Beberapa kesimpulan dalam tren global terkait praktek pengelolaan sampah antara lain, potensi produksi emisi sangat bergantung pada kondisi lokal seperti komposisi sampah, penggunaan sumber energi dan asumsi performa teknologinya. Dan yang pasti walaupun fokus yang dibahas adalah mengenai emisi, namun hasilnya tetap akan bersinggungan dengan dampak lainnya seperti ekonomi dan sosial. Kesimpulan secara umum, tren ini tidak dapat dibandingkan secara global karena pada akhirnya tidak akan pernah bisa mengacu pada teknologi yang terbaik. Namun tren ini dapat memberi gambaran, dukungan apa yang bisa diberikan agar pengurangan emisi dan manfaatnya dapat dirasakan secara optimal.

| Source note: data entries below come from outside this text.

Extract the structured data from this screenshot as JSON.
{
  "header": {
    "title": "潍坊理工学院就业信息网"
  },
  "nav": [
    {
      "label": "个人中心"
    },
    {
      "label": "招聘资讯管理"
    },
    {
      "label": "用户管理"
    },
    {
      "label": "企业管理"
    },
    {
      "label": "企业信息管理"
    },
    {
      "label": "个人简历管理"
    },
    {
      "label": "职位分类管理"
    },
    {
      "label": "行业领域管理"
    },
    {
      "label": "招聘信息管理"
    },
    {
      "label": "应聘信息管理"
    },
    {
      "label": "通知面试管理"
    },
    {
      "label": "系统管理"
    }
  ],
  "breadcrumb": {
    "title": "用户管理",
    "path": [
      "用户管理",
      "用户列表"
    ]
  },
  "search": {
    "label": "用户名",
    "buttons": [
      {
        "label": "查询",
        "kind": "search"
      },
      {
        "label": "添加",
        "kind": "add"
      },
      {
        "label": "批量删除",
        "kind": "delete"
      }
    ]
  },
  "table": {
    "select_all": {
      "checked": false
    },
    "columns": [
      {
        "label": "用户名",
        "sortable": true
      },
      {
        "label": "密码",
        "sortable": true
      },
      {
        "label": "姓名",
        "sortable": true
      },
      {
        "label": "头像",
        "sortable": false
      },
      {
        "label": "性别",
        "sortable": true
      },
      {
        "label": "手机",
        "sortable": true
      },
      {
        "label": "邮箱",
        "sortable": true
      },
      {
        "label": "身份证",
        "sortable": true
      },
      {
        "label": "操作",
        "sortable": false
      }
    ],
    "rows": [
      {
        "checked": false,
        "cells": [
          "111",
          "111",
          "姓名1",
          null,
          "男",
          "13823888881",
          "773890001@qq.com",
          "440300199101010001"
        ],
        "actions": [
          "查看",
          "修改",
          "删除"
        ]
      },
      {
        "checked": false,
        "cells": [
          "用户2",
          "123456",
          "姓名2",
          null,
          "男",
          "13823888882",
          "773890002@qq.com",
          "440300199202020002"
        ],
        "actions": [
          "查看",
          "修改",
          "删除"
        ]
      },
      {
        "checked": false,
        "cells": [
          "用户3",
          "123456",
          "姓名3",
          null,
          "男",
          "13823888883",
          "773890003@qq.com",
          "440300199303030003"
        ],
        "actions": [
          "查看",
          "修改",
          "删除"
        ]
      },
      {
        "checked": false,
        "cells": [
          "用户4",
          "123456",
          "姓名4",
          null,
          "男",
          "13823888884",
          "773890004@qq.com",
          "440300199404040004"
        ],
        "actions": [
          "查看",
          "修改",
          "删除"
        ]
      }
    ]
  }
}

Pengembangan Strategi Kerangka Kerja

Dalam menjalankan perannya sebagai katalis atau mediator penghubung antara aktor-aktor penyelenggara pengurang emisi yang sudah ada, UNEP menggaris bawahi beberapa faktor yang dianggap signifikan mereduksi gap yang ada, diantaranya dalam hal transfer teknologi. Adapun mekanisme yang disusun berupa promosi, penelitian, adaptasi, pelatihan (capacity building) dan pengadaan teknologi yang rendah emisi termasuk perangkat lunak dan keras.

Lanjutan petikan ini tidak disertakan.